L'énergie éolienne, au centre d'un colloque du 9 au 11 décembre à Caen, tente de rattraper son retard en France, conduisant à une déferlante de projets qui se développent de manière souvent anarchique et suscitent l'opposition virulente des riverains. Dans le Grand Ouest les projets prolifèrent, notamment en Bretagne, région de France la plus ventée après le Languedoc-Roussillon et qui ne produit actuellement que 5% de ses besoins énergétiques.

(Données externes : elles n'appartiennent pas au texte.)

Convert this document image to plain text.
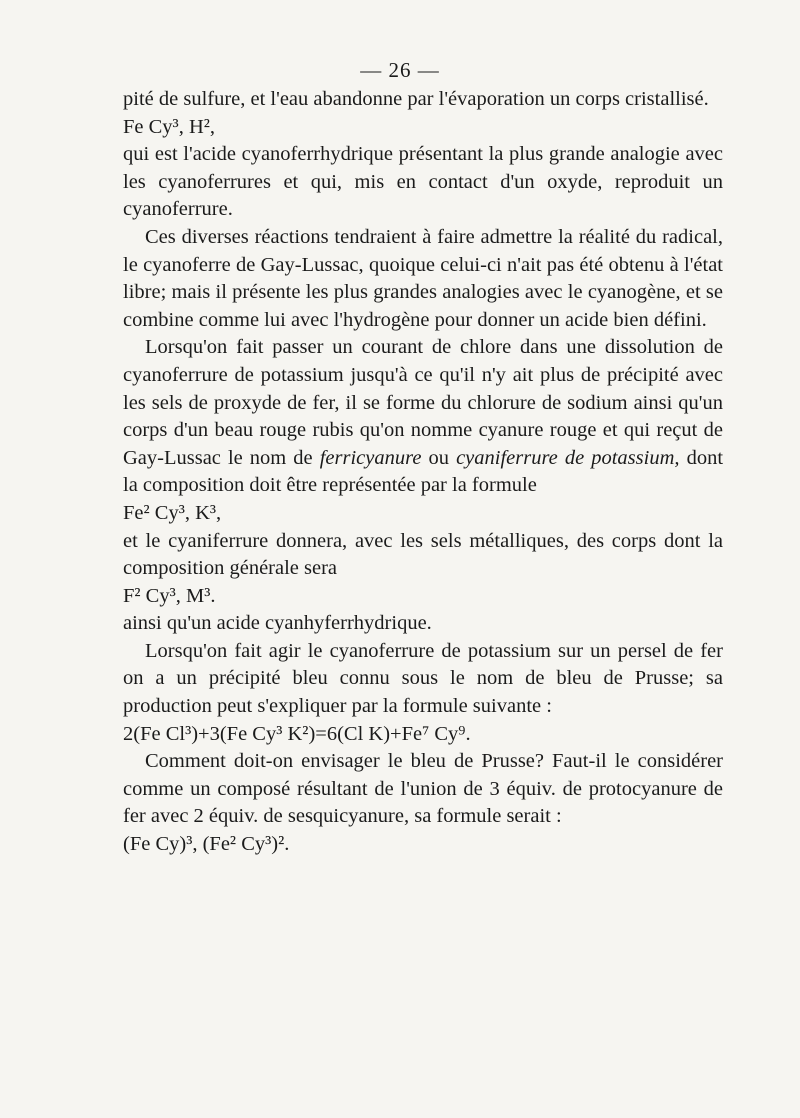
— 26 —

pité de sulfure, et l'eau abandonne par l'évaporation un corps cristallisé.

Fe Cy³, H²,

qui est l'acide cyanoferrhydrique présentant la plus grande analogie avec les cyanoferrures et qui, mis en contact d'un oxyde, reproduit un cyanoferrure.

Ces diverses réactions tendraient à faire admettre la réalité du radical, le cyanoferre de Gay-Lussac, quoique celui-ci n'ait pas été obtenu à l'état libre; mais il présente les plus grandes analogies avec le cyanogène, et se combine comme lui avec l'hydrogène pour donner un acide bien défini.

Lorsqu'on fait passer un courant de chlore dans une dissolution de cyanoferrure de potassium jusqu'à ce qu'il n'y ait plus de précipité avec les sels de proxyde de fer, il se forme du chlorure de sodium ainsi qu'un corps d'un beau rouge rubis qu'on nomme cyanure rouge et qui reçut de Gay-Lussac le nom de ferricyanure ou cyaniferrure de potassium, dont la composition doit être représentée par la formule

Fe² Cy³, K³,

et le cyaniferrure donnera, avec les sels métalliques, des corps dont la composition générale sera

F² Cy³, M³.

ainsi qu'un acide cyanhyferrhydrique.

Lorsqu'on fait agir le cyanoferrure de potassium sur un persel de fer on a un précipité bleu connu sous le nom de bleu de Prusse; sa production peut s'expliquer par la formule suivante :

2(Fe Cl³)+3(Fe Cy³ K²)=6(Cl K)+Fe⁷ Cy⁹.

Comment doit-on envisager le bleu de Prusse? Faut-il le considérer comme un composé résultant de l'union de 3 équiv. de protocyanure de fer avec 2 équiv. de sesquicyanure, sa formule serait :

(Fe Cy)³, (Fe² Cy³)².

En 3e position pour les implantations éoliennes, derrière le Languedoc-Roussillon (118 Mgw installés) et le Nord (58 Mgw), elle compte fin 2004 seulement 53 éoliennes en service sur 8 sites pour un total de 40 Mgw. Loin de l'objectif de 1.000 Mgw fixé par la région pour 2010.
La France atteint péniblement 337 mgw en éoliennes installées, alors qu'elle s'est fixé un objectif de 10.000 Mgw en 2010 pour tenir son engagement vis-à-vis de l'Europe à produire à cette date 21% de son électricité en énergies renouvelables.
Pour rattraper ce retard, les projets commencent à foisonner. La Bretagne compte fin 2004 une trentaine de permis de construire accordés et plusieurs centaines de projets à l'étude. La Basse-Normandie et les Pays-de-la-Loire n'ont que deux sites en service, mais une multitude de parcs en préparation : 6 permis de construire accordés et au moins 141 à l'étude.
Cette prolifération a été encouragée par une loi de juin 2001 imposant à EDF un tarif de rachat de l'électricité éolienne très attractif. Il garantit une rentabilité de 20% après impôts sur 15 ans, selon la Commission de régulation de l'Energie.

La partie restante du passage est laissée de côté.